El Reflejo Maldito

Donde Vuelven Los Qué Nunca Se Fueron

El cielo, que durante generaciones había sido un párpado cerrado, se abrió al fin. Las nubes oscuras se retiraban lentamente, como una marea de sombras resignadas a la luz. Y entonces, en medio del jardín del castillo comenzaron a aparecer.

Niños.
Uno por uno.

Al principio como susurros, como siluetas desenfocadas entre la niebla. Luego con mayor fuerza. Con vida. Con forma. Con luz.
Cayeron de rodillas. Algunos lloraban, otros reían, otros simplemente miraban el cielo, como si lo vieran por primera vez.

Y todos tenían la misma edad que cuando fueron arrebatados. Niños que habían desaparecido de sus hogares. Niños que nadie jamás olvidó. Niños que ahora volvían. Libres. El jardín, que alguna vez fue marchito y gris, comenzó a florecer. Literalmente. Cada paso de aquellos pequeños despertaba raíces dormidas.

Brotes surgían de la tierra. Flores abrían sus pétalos como si también lloraran de alegría. Los sirvientes del castillo salieron a los balcones. Y luego bajaron corriendo. Y se arrodillaron al ver a su amo y a sus hijos. Y a Aurelian. Muchos no pudieron contener las lágrimas.

Pero no eran los únicos que observaban. Desde las colinas. Desde el bosque. Desde el valle. El pueblo entero comenzaba a reunirse. Los aldeanos, que durante generaciones habían vivido bajo la oscuridad perpetua de Morganna, levantaban la vista y descubrían por primera vez en mucho tiempo el sol.

Una luz cálida. Dorada. Natural. La niebla negra se evaporaba, dejando tras de sí un cielo de tonos carmesí y oro. Y cuando llegaron al castillo, cuando vieron a los niños perdidos, hubo un grito. Y luego otro.
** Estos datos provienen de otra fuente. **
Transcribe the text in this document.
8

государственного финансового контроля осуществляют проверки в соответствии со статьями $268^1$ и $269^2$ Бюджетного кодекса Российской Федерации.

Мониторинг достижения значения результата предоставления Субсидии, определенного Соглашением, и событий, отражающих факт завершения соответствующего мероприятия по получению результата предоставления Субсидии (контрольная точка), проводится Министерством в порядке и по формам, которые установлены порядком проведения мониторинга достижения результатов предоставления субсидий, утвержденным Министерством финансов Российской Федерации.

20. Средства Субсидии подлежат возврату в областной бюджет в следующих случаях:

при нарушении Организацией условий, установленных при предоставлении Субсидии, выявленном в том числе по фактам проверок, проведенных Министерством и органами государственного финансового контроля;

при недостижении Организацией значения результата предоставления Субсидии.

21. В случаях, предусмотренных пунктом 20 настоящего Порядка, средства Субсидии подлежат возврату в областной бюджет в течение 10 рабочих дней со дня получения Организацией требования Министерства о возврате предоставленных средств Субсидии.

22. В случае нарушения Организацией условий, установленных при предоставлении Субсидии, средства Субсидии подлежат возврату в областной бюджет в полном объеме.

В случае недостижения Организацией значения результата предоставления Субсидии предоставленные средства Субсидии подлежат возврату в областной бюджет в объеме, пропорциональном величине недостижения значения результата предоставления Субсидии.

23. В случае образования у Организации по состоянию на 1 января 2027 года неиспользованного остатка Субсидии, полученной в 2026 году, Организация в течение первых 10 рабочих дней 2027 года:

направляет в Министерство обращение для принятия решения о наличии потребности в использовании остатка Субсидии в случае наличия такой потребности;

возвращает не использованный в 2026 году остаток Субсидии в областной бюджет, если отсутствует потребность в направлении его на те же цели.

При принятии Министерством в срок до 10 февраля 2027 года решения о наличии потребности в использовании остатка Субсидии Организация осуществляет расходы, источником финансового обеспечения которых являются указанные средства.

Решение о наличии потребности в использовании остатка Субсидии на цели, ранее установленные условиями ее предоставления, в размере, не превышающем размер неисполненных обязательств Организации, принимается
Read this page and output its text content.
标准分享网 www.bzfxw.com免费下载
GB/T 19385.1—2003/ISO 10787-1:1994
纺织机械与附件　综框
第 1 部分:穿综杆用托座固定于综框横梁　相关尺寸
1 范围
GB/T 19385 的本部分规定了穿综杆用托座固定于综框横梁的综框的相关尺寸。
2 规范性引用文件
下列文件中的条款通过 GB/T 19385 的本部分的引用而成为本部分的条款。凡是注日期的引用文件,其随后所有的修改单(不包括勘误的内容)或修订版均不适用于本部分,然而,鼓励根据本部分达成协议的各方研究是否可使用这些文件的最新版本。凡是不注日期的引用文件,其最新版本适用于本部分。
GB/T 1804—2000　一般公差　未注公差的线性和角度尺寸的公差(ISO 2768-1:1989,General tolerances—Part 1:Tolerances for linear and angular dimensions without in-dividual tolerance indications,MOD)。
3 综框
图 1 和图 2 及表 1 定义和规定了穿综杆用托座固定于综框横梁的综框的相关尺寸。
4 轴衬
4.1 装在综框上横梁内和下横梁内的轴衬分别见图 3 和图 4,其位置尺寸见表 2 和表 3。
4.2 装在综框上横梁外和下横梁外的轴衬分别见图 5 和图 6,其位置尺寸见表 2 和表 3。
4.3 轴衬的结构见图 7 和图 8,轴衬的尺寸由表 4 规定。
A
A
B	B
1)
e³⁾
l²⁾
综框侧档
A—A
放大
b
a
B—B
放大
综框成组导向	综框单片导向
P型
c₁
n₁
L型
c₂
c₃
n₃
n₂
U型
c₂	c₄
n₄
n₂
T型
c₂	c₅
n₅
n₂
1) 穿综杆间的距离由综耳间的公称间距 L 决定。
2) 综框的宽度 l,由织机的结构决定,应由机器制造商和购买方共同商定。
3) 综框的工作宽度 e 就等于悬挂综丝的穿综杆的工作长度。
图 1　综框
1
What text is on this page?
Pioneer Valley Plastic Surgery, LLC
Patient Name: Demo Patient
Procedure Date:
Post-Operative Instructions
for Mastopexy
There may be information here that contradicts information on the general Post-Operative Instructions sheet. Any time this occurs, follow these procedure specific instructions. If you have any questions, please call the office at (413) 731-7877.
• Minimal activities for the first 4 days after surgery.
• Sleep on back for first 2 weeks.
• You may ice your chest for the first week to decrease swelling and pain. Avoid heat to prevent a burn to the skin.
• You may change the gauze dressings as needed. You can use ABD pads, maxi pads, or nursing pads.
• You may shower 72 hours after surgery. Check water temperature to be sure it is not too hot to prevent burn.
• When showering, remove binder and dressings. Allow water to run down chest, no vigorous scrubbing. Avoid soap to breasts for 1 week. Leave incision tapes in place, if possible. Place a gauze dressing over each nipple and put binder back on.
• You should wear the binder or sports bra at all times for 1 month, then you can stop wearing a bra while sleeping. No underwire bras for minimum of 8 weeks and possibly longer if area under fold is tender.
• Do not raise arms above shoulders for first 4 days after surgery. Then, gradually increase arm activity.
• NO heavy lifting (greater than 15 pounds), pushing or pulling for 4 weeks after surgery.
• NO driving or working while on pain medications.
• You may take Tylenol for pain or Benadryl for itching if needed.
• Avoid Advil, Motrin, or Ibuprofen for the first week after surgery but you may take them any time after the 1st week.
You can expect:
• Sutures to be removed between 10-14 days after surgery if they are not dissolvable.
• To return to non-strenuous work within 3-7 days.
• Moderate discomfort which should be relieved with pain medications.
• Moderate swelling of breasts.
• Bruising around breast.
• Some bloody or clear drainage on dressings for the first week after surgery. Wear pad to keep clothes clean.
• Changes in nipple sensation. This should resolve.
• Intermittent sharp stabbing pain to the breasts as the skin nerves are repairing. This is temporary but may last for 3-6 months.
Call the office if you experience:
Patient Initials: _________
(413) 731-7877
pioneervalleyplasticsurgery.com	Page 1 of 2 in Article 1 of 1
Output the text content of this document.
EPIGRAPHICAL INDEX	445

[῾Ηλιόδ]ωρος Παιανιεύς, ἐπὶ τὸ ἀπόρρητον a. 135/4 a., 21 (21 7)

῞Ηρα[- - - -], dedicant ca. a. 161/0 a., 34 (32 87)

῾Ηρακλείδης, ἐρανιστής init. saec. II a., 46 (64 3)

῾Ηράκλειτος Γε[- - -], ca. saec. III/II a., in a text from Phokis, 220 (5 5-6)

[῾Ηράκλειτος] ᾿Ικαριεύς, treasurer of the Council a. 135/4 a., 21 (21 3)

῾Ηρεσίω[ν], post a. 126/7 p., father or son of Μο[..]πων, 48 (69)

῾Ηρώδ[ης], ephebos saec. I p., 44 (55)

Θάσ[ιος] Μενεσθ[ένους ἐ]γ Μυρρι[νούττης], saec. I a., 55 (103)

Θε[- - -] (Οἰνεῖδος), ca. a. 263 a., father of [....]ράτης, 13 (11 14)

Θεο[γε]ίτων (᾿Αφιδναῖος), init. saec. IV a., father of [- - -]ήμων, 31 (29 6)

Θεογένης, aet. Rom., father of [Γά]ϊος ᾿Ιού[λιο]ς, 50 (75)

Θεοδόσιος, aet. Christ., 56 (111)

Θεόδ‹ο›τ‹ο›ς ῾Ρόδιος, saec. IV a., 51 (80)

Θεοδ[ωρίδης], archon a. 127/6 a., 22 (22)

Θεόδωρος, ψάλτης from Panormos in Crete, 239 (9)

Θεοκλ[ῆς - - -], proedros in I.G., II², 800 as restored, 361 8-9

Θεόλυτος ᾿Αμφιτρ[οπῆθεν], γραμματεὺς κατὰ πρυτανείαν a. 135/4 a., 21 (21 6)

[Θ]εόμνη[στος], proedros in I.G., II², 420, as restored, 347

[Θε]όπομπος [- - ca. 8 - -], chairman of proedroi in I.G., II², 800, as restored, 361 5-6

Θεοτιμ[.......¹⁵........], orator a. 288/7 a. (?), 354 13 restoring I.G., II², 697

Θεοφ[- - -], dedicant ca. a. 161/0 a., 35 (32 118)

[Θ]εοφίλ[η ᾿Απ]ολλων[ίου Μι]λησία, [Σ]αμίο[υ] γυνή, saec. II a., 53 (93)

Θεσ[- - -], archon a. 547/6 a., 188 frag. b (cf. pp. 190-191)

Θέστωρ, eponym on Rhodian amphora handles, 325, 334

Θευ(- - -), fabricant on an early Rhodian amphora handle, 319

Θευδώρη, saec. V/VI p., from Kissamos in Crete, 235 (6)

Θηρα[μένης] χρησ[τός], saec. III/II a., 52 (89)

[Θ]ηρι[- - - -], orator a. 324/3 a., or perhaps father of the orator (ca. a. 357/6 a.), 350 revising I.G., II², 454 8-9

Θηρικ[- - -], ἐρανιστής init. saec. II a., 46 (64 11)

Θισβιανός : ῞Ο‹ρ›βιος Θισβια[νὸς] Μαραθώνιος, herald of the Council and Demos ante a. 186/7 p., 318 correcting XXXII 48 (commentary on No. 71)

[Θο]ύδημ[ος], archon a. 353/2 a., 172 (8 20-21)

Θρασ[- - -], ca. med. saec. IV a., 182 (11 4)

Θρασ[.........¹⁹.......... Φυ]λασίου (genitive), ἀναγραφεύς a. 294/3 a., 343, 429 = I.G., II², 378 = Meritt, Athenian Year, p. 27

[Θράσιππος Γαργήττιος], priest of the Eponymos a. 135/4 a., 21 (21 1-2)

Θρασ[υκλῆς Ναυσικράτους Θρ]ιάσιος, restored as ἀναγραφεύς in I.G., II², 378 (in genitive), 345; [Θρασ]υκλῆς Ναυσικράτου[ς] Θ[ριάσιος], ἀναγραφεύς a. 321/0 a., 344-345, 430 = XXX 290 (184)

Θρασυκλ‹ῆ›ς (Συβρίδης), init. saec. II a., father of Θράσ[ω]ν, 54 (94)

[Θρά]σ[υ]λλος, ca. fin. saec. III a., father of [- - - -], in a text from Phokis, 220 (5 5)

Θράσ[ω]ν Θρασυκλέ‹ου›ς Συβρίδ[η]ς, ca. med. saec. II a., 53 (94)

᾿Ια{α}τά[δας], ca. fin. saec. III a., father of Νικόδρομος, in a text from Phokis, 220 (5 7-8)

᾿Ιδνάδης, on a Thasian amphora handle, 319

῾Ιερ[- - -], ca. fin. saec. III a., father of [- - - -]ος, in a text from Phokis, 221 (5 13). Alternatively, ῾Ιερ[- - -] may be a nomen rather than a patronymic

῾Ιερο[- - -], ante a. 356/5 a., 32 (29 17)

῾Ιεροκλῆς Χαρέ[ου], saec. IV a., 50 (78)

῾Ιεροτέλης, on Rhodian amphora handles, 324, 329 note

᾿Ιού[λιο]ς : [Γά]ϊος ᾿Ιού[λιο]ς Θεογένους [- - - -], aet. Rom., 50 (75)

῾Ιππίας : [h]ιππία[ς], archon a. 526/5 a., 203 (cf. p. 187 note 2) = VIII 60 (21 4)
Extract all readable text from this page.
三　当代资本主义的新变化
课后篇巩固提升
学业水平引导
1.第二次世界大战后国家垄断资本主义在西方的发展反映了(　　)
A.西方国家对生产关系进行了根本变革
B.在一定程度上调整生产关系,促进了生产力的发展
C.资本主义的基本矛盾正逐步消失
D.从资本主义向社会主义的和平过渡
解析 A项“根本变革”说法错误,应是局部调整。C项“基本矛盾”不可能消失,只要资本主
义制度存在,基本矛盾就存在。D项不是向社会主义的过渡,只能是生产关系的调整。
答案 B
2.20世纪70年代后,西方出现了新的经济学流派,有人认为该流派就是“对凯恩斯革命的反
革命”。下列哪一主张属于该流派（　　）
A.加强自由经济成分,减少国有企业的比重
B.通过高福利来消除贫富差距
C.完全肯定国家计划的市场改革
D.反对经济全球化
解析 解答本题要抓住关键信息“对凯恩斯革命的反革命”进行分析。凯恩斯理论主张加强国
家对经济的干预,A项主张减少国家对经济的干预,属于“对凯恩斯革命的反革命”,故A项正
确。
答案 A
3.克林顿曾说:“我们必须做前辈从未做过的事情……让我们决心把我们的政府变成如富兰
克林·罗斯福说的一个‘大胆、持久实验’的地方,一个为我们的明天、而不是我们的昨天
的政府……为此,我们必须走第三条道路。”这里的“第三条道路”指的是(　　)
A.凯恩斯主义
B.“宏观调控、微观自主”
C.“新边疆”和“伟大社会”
Y otro.

—¡Mi hijo!
—¡Es él!
—¡Es mi sobrina!
—¡Es mi nieto!

Padres y madres caían de rodillas. Tíos, tías, abuelos corriendo hacia aquellos pequeños, abrazándolos, tocándolos, besando sus frentes como si no pudieran creer que eran reales. Y eran reales.

No fantasmas.
No espectros.
Niños. Salvados.

Lucian y Elias miraban la escena abrazados. Aurelian los rodeó con sus brazos. Y Alistair, con los ojos rojos, simplemente sonrió. Por fin.

La magia negra del castillo comenzó a desprenderse. Como pintura vieja cayendo de las paredes. Como un mal sueño que no deja huella al despertar. Las gárgolas se volvieron estatuas comunes. Las escaleras dejaron de gemir. Los espejos reflejaban rostros y no prisiones. Los candelabros volvían a encenderse con llamas cálidas y no azuladas. Las cortinas, las alfombras, los pasillos todo volvía a ser un hermoso hogar.

El castillo Lothaire brillaba. Como debía haber brillado siempre. Y en lo alto de la torre, la bandera olvidada ondeó otra vez: el estandarte dorado y blanco de la casa que por generaciones había protegido a todos. Ahora los había salvado. Y mientras el pueblo celebraba, mientras los niños reían, los cuatro Lothaire se miraron.

Dos pares de hermanos. Separados por el tiempo. Por el dolor. Por la magia. Pero ahora unidos por el amor. Se abrazaron todos juntos.
Las lágrimas de Aurelian rodaban por su mejilla, pero su sonrisa era amplia, brillante, viva.

—Nunca más —dijo él —
Nunca más volveré a dejar que se pierdan. Ni ustedes. Ni nadie.

—Prometamos —dijo Lucian—
Prometamos que siempre, pase lo que pase, nos buscaremos.

—Y que no importa lo que venga —agregó Elias — seremos una familia. Porque eso es lo que nos salvó.

Alistair los observó. Y con la voz rota, concluyó:

—Prometamos que la luz jamás volverá a apagarse.

Y así, bajo ese cielo resplandeciente, en el jardín renacido de un castillo que había vencido a la oscuridad, los cuatro Lothaire sellaron un nuevo juramento. No con sangre. Sino con amor.

El amor que, esta vez, había vencido para siempre.